The other night, at a dinner party, I practiced biting my tongue. Hard.

One of the couples present was visiting from Texas, and they looked—and drawled—the  part. Forgive me the stereotype, but if you’ve ever wondered who in the world votes for people like Rick Perry or Louis Gohmert, I think I know…

Parties aren’t the place for unpleasant behaviors, so I actually participated in two conversations: one verbalized, one in my head.

After some general chatter from those present about the unusually brutal winter, the wife smirked, “I guess that shows those liberals who are always talking about global warming!”

I was quiet.

I didn’t say, you twit. It’s climate change, and the escalation of unusual weather patterns is precisely what “those liberals” have been warning about.

A few minutes later, someone mentioned news coverage, and the wife once again spoke up. “I never watch NBC or CBS or—of course—MSNBC. I watch Fox, because Fox gives both sides.”

I choked. “Really?” I said mildly, wondering what my blood pressure might be.

I didn’t say, I guess you aren’t aware of all those studies showing that Fox audiences know less than people who don’t watch any news at all. (My husband, sitting across the table, later shared that he’d barely suppressed the impulse to tell her he prefers Al Jazeera.
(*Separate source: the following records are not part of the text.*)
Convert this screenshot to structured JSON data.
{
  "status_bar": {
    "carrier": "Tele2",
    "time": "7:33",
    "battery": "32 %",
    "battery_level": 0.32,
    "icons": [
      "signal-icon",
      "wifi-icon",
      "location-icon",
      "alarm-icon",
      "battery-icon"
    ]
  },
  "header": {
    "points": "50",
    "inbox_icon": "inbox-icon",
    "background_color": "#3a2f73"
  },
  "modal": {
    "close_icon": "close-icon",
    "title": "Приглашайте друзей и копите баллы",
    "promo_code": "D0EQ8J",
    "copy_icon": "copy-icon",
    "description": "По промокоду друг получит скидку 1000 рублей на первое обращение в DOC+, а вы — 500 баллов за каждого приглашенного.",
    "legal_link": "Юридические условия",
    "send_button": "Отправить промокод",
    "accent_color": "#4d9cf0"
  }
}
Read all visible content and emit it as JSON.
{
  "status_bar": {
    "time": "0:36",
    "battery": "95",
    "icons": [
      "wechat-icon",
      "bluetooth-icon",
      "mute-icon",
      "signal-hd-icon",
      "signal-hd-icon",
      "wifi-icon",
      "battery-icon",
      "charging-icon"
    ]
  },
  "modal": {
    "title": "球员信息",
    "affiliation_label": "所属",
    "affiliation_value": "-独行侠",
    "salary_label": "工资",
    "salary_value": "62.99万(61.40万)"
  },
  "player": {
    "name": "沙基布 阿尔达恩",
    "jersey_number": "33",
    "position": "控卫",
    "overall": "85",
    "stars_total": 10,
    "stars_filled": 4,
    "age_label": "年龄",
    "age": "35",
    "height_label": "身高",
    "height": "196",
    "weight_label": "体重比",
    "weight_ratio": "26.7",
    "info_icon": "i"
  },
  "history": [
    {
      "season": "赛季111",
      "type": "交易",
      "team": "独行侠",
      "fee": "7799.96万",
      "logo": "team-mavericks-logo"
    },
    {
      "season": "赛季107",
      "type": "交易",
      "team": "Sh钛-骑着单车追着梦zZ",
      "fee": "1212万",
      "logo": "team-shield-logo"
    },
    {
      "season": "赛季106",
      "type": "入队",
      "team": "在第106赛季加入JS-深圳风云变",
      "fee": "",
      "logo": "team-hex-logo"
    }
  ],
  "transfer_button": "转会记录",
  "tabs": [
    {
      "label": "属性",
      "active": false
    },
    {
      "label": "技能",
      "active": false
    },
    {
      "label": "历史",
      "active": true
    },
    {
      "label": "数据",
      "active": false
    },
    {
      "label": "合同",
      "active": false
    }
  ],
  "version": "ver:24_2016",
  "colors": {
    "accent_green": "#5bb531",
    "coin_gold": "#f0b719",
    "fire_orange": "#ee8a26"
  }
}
I would have given a lot to see her reaction….)

I remained pleasantly noncommittal when she speculated that Pakistani Muslims had probably hijacked the missing plane.

At that point, everyone at the table became aware of the husband, who had stopped explaining to a couple from London why “the King’s English” isn’t really proper English, in order to pontificate about America’s descent into socialism. After sneering about “those people” who were “going through” the assets of the entrepreneurs and “makers” who had earned them, he let out a knowing sigh. “They’ll never learn.”

I asked him—sweetly—what he’d done prior to his retirement. He’d worked for government.

You know—the institution that pays its employees with tax money that has been extorted from the makers.

I murmured something about a migraine…so sorry…and left.

My jaw should unclench in a day or so.